[A wonderful photograph of Joan Nestle, found on her website http://www.joannestle.com/]
Born in May 1940, Joan Nestle is a Jewish working class lesbian icon of the twentieth century. Nestle grew up in the Bronx, New York City, with her mother Regina working as a seamstress in the Garment District to support her family.
Nestle, in her seventy-five years, has been an activist, a writer, an historian, an archivist. She is a self-described “queer, pre-Stonewall fem [sic]” for whom “sex and politics are inseparable,” each informing “the other; passions spilling over into social visions; social visions carried on every entry” (Nestle, xii). Nestle actively defended femme-butch relationships and gender identities at a time when there was no space or tolerance to do so in mainstream America. She fought on behalf of and alongside Black Americans during the Civil Rights Movement, stood up for her community of working class lesbians, and was actively pro-sex during the sex wars of the 1980s.

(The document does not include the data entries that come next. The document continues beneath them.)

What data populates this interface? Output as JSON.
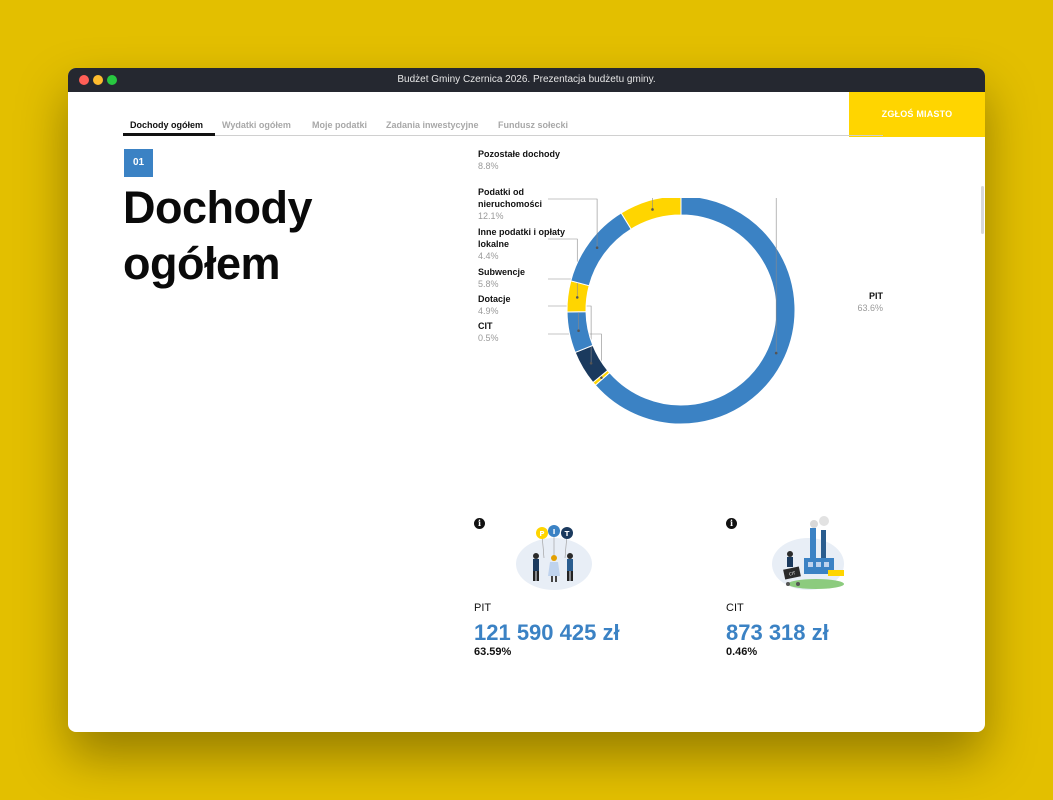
{
  "window": {
    "title": "Budżet Gminy Czernica 2026. Prezentacja budżetu gminy."
  },
  "header": {
    "report_button": "ZGŁOŚ MIASTO"
  },
  "tabs": [
    {
      "label": "Dochody ogółem"
    },
    {
      "label": "Wydatki ogółem"
    },
    {
      "label": "Moje podatki"
    },
    {
      "label": "Zadania inwestycyjne"
    },
    {
      "label": "Fundusz sołecki"
    }
  ],
  "section": {
    "number": "01",
    "title": "Dochody ogółem"
  },
  "chart_data": {
    "type": "pie",
    "series": [
      {
        "name": "PIT",
        "value": 63.6,
        "label": "63.6%",
        "color": "#3B82C4"
      },
      {
        "name": "CIT",
        "value": 0.5,
        "label": "0.5%",
        "color": "#FFD500"
      },
      {
        "name": "Dotacje",
        "value": 4.9,
        "label": "4.9%",
        "color": "#1B3A5E"
      },
      {
        "name": "Subwencje",
        "value": 5.8,
        "label": "5.8%",
        "color": "#3B82C4"
      },
      {
        "name": "Inne podatki i opłaty lokalne",
        "value": 4.4,
        "label": "4.4%",
        "color": "#FFD500"
      },
      {
        "name": "Podatki od nieruchomości",
        "value": 12.1,
        "label": "12.1%",
        "color": "#3B82C4"
      },
      {
        "name": "Pozostałe dochody",
        "value": 8.8,
        "label": "8.8%",
        "color": "#FFD500"
      }
    ]
  },
  "cards": [
    {
      "name": "PIT",
      "amount": "121 590 425 zł",
      "percent": "63.59%"
    },
    {
      "name": "CIT",
      "amount": "873 318 zł",
      "percent": "0.46%"
    }
  ]
}
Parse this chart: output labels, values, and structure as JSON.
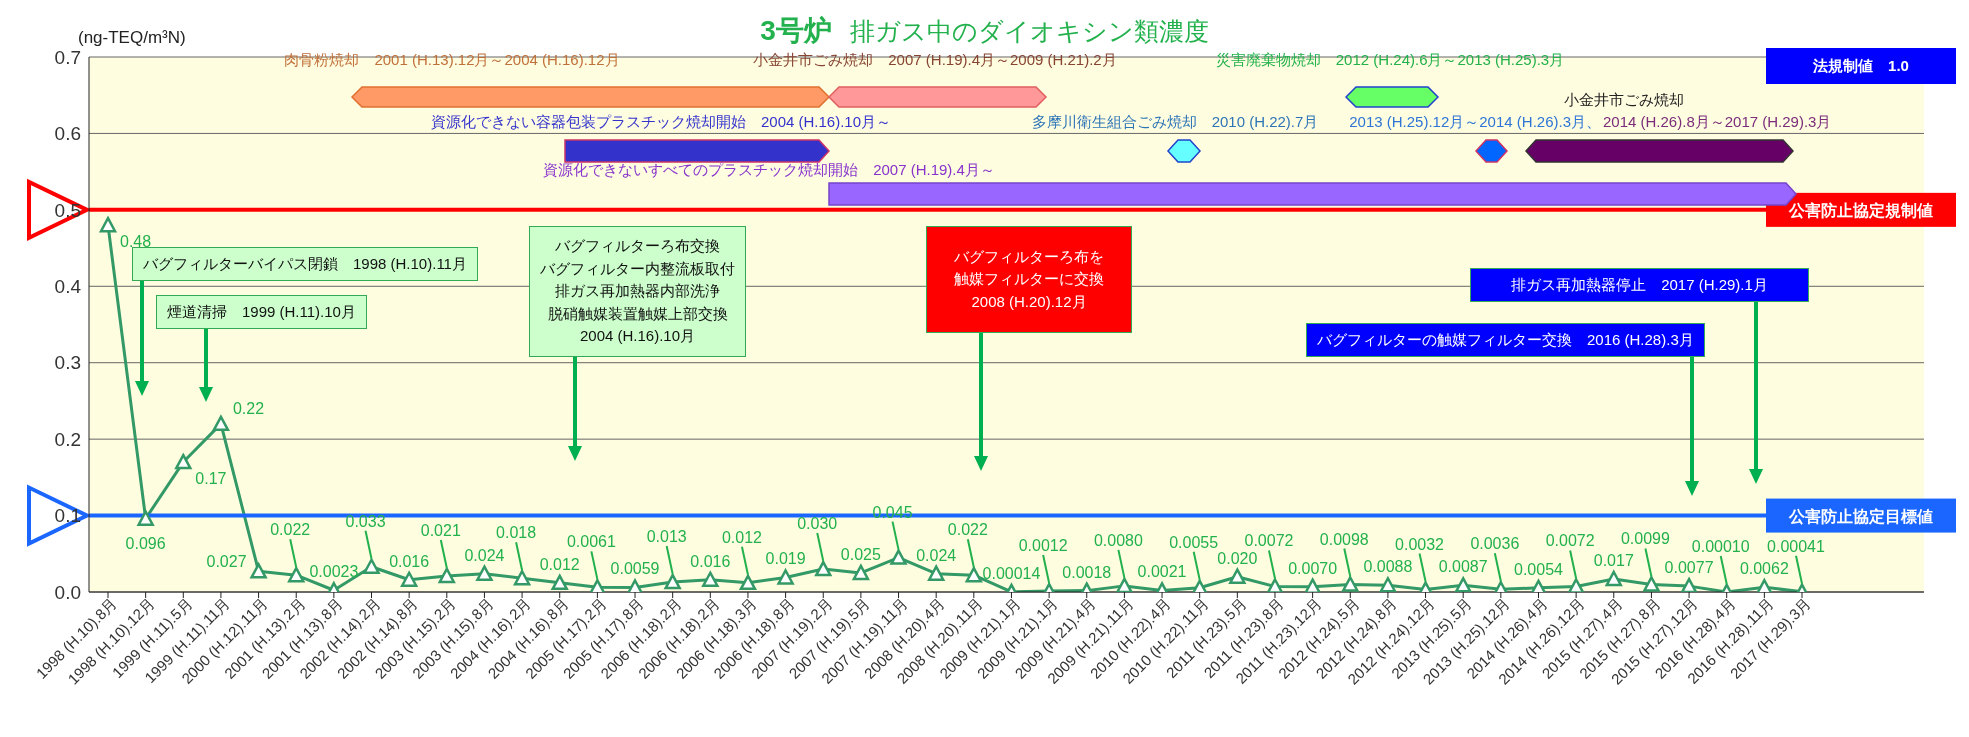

Nestle even took on history itself, writing of how history is “a place where the body carries its own story” (Nestle, xv). She wrote herself and her communities into American history through her writing and teaching, claiming erotic writing as “a documentary [as much] as any biographical display,” a “people’s most private historic territory” (Nestle, xvi). Her writing did not, however, go without controversy, leading to her books being banned at various times and places during the sex wars and afterwards. Alongside her writing, she helped found and curate the United States’s oldest and largest lesbian archival collection, the Lesbian Herstory Archives (which were housed in her New York City apartment for decades).
Nestle is most definitely worthy of the title of Historical Hottie. We here at the Blog tip our proverbial hats to her beautiful spirit.
Nestle, Joan. A Restricted Country. San Francisco: Cleis Press Inc., 2003.